Он устремился на вокзал. Скорый поезд для отпускников помчал его на запад. Все отделения были забиты солдатами всевозможных родов войск. Повсюду небритые лица, разомлевшие со сна или изможденные долгим бдением-Сегодня сочельник!
Магдебург. Стоп!.. Ни шагу дальше на север. В Ганновере пришлось застрять на ночь. Ни поезда, ни попутной машины. Бесцельно слонялся он по улицам. Спускались сумерки. Он вернулся на вокзал и сел ждать в зале для пассажиров. Наступил вечер.
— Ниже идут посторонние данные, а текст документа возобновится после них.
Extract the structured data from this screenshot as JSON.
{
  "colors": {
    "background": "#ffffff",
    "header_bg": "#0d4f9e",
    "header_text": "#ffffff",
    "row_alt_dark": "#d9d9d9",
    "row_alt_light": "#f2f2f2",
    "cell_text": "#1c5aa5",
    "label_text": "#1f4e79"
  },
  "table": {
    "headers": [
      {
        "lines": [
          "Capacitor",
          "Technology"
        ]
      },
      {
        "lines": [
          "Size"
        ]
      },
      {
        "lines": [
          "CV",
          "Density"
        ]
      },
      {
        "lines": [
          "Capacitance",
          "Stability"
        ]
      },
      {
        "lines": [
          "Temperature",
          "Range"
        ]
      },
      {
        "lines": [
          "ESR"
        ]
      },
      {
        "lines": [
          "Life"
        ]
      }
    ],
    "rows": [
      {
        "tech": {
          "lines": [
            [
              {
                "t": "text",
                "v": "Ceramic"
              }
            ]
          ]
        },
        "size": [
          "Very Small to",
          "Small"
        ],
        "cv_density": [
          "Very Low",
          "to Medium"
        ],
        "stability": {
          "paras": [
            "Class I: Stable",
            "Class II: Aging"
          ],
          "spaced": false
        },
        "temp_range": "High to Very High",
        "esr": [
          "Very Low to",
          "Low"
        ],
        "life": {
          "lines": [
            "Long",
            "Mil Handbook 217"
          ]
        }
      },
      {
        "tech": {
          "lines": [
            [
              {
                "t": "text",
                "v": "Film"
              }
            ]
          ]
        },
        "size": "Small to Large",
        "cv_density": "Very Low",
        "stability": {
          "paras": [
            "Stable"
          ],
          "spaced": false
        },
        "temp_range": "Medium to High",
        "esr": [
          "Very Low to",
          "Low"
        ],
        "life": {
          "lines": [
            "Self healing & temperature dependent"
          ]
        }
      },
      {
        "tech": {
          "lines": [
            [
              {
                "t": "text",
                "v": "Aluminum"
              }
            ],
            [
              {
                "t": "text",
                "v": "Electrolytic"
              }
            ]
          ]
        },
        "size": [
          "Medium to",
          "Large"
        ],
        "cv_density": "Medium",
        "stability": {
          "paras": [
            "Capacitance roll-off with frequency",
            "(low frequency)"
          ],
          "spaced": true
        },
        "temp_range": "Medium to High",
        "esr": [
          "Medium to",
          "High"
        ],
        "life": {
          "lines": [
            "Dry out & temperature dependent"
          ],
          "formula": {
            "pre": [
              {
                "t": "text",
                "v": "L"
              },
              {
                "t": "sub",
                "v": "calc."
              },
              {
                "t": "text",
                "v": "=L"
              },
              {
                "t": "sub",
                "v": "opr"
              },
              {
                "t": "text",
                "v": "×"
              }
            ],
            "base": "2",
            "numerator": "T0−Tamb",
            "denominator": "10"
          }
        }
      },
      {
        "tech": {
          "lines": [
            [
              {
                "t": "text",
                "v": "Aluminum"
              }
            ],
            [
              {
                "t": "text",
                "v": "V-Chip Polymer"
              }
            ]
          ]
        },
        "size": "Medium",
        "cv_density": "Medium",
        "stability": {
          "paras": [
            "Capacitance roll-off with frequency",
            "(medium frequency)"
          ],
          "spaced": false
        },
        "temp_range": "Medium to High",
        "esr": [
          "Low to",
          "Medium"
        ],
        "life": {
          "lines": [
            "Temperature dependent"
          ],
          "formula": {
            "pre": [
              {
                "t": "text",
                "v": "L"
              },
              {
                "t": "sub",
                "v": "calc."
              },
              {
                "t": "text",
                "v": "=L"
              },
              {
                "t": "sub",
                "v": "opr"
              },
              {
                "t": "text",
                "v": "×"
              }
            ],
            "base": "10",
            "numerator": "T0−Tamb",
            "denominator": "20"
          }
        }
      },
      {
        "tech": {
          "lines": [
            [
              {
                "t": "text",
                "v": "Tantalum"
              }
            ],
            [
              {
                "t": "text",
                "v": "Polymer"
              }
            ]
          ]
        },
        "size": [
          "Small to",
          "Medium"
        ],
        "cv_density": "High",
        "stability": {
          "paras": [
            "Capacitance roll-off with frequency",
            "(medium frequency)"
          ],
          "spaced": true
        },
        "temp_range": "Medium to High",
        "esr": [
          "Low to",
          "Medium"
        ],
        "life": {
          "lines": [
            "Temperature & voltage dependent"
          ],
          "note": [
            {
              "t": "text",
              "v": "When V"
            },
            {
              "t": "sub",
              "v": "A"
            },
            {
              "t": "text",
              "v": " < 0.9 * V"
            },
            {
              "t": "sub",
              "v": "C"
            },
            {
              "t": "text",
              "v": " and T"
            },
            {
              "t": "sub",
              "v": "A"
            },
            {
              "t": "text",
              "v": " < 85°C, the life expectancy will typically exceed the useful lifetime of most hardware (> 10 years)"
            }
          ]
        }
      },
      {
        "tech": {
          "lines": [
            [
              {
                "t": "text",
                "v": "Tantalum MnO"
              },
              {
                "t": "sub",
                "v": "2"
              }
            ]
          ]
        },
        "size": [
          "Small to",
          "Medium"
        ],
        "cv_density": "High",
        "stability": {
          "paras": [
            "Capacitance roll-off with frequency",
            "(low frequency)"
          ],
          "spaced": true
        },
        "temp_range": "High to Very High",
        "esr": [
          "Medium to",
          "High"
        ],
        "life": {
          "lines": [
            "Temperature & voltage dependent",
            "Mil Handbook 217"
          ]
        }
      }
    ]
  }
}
Внезапно громко заговорило радио. Чья-то приветственная речь. Только бы ничего не слышать!.. А потом — тихая ночь, святая ночь!.. Сочельник. Праздничный благовест немецких соборов… Хольт уронил голову на руки.
В Гельзенкирхен он прибыл утром, на трамвае добрался до Эссена и сразу позвонил. Фрау Цише крайне удивилась.
— Можно к тебе? — спросил он.
— — Ни в коем случае. Я с минуты на минуту жду Гюнтера Цише. Он отпросился на весь день.
— Мне очень тяжело, — пожаловался он. — Я сжег за собой корабли… Не оставляй меня одного!
Он услышал в трубке ее голос: «Подожди минутку!» Но ждать пришлось долго. И наконец: «Поезжай в Боркен, это за Везелем, на другом берегу. Как-нибудь разыщешь. Оттуда пойдешь по шоссе и свернешь у развилки вправо. Дойдешь до соседней деревни, это примерно в двух километрах. Увидишь гостиницу „У источника“. Там мы и встретимся. К черту Цише! Меня подвезет знакомый на машине».
Хольт чувствовал себя на седьмом небе.
— Пока, — сказала она, — я тоже страшно рада.
Только во второй половине дня добрался Хольт до цели. Он попал в приветливую деревенскую гостиницу. Фрау Цише забилась в уголок, юная, неприметная. Он схватил ее за руку. Она медленно повернула руку, над которой он склонился, и теплой ладошкой зажала ему рот.
Они шли по открытой, занесенной снегом местности. Широкая равнина тонула в надвигающихся сумерках — тихий, поэтический ландшафт. На луга, на заросли лозняка и ольшаника медленно ложились хлопья снега. Здесь уж, верно, рукой подать до голландской границы. Мороз крепчал. К вечеру разъяснилось. В темноте над их головами то и дело слышалось гудение. Где-то вдалеке стреляли зенитки. Но все это их уже не касалось. Здесь не объявляли тревогу, У них было в запасе два долгих дня. Они топали по глубокому снегу.